Antes de mais, não fazia a menor ideia que a situação em Kanto e suas proximidades fosse meritória de tamanhos receios — ia empregar a palavra 'alarmismo', mas pensando melhor não me parece que seja um termo correcto usar, face ao que me descreve com tamanho conhecimento de causa. Relativamente ao nuclear e seu futuro, e em especial no que concerne ao Japão, confesso que partilho de uma opinião algo dúbia: por um lado, e em particular no que a Fukushima se refere, a recente catástrofe de Março trouxe o que de pior haveria a recear, literalmente, à superfície e passou a assolar a vida concreta das pessoas como o António Burnay Bastos e todos quantos lhe são próximos — trata-se de uma experiência tremenda para todos nós que neste país residimos e aqui nossa vidas levamos e ganhamos, inclusive para aqueles que como eu e meus familiares, se encontram relativamente afastados das zonas de pior impacto do desastre — confesso que não estava devidamente inteirado da gravidade da situação em Shizuoka, por exemplo, que enquanto região situada mais a Sul sugeriria estar mais resguardada do pior —; por outro lado, dizia, não consigo imaginar um país com as necessidades energéticas do Japão, virtude das suas dimensões económicas e demográficas, abdicar, assim, de um momento para o outro da capacidade de produção energética das suas 18 ou 19 centrais nucleares.
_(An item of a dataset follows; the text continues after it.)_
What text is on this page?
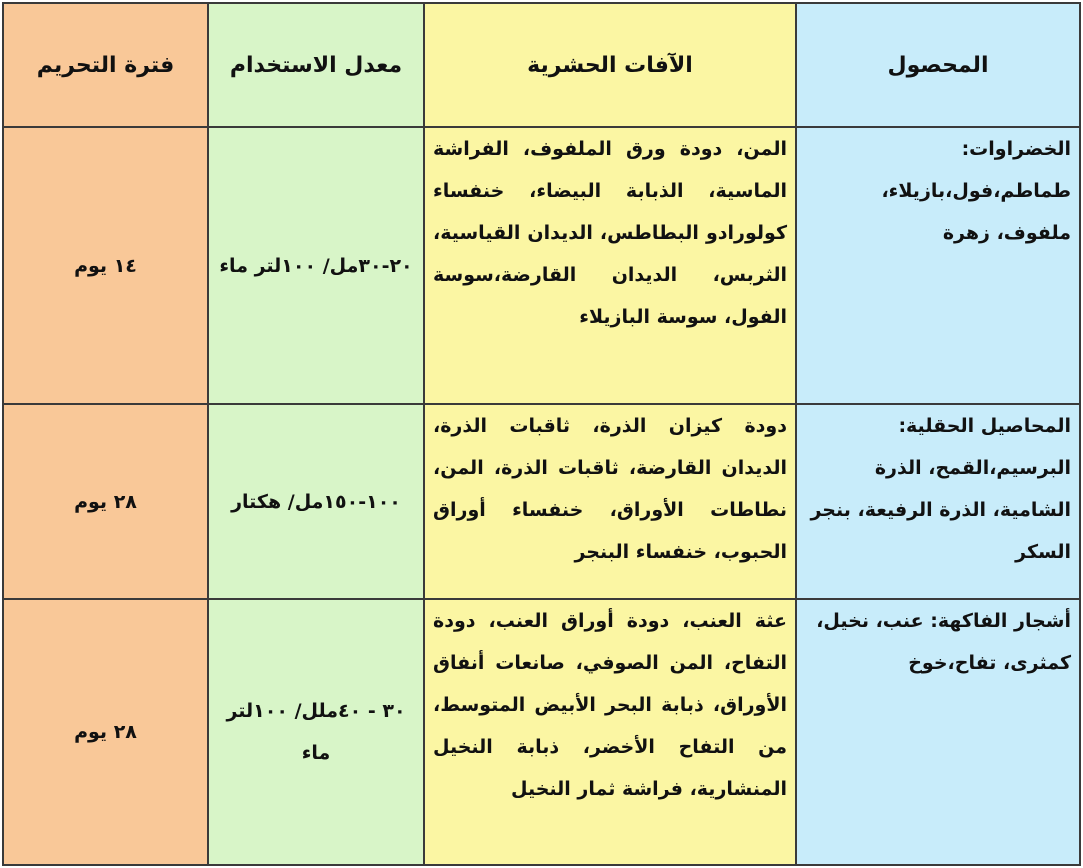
المحصول	الآفات الحشرية	معدل الاستخدام	فترة التحريم
الخضراوات: طماطم،فول،بازيلاء، ملفوف، زهرة	المن، دودة ورق الملفوف، الفراشة الماسية، الذبابة البيضاء، خنفساء كولورادو البطاطس، الديدان القياسية، الثربس، الديدان القارضة،سوسة الفول، سوسة البازيلاء	٢٠-٣٠مل/ ١٠٠لتر ماء	١٤ يوم
المحاصيل الحقلية: البرسيم،القمح، الذرة الشامية، الذرة الرفيعة، بنجر السكر	دودة كيزان الذرة، ثاقبات الذرة، الديدان القارضة، ثاقبات الذرة، المن، نطاطات الأوراق، خنفساء أوراق الحبوب، خنفساء البنجر	١٠٠-١٥٠مل/ هكتار	٢٨ يوم
أشجار الفاكهة: عنب، نخيل، كمثرى، تفاح،خوخ	عثة العنب، دودة أوراق العنب، دودة التفاح، المن الصوفي، صانعات أنفاق الأوراق، ذبابة البحر الأبيض المتوسط، من التفاح الأخضر، ذبابة النخيل المنشارية، فراشة ثمار النخيل	٣٠ - ٤٠ملل/ ١٠٠لتر ماء	٢٨ يوم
A este respeito, dei comigo há algum tempo a pensar numa notícia que corria por altura da chegada do Minshuto ao poder governativo, há pouco mais de 2 anos, que referia a suspensão por parte do governo então encabeçado por Hatoyama, e em nome de uma urgente contenção da dívida pública, da atribuição de fundos destinados a cerca de 99 projectos de construção de barragens com propósitos vários, incluindo projecções para produção hidroeléctrica, o que na altura me pareceu um número absolutamente insólito em matéria de obras públicas, mesmo para um país tão (aparentemente) próspero e dinâmico como o Japão — a propósito, eu estou por cá desde há pouco mais de 3 anos (desde Junho de 2008) — e só entretanto me apercebi da dimensão do sector das obras públicas nesta terra — já lá vamos... — mas, realmente, na posse dos conhecimentos que temos hoje e em face do desastre de Março e conclusões que dele tiramos, se calhar 99 ou muitas mais centrais hidroeléctricas, caso fosse possível tê-las já a laborar, viriam mesmo a calhar e o esforço da respectiva implementação seria de aplaudir.
Tornando agora à questão dos dispêndios em sede de obras públicas neste país, este é provavelmente o domínio que mais me impressionou negativamente desde que comecei a investigar mais a fundo a realidade deste país — aeroportos em tudo quanto é cidadezita de 2ª importância — só aqui 'em baixo', em Kyushu a situação chega a ser anedótica com aeroportos em Kita Kyushu (Fukuoka-ken) além do de Fukuoka/Hakata, Saga, Kumamoto, Nagasaki... —, estradas e viadutos do melhor que há a ligar parte-alguma a nenhures, estruturas portuárias de 1ª classe em qualquer lugarejo, projectos de todo o tipo a implementar em áreas em terra reclamada — áreas que em si mesmas e enquanto projectos classificados como de interesse público são verdadeiros 'buracos-negros' de fundos públicos (temos vários só aqui em Fukuoka), tudo estruturas que exigem enormes meios destinados à sua pur'e simples manutenção e só para dar alguns exemplos, e a impressão com que se fica é a de estarmos perante uma sociedade terrivelmente 'mimada', que se habituou, décadas antes, a viver com dinheiro a mais e entretanto não percebeu ou recusou-se a perceber que a situação mudara e que estava agora a viver muitíssimo acima das suas possibilidades e reais necessidades. E tomando este domínio da vida nacional como uma posível 'ponta do icebergue', não causa estranheza que as contas públicas neste país tenham chegado aos números desvairados a que, aqui no TLNBJ e noutros espaços, vez por outra faço referência.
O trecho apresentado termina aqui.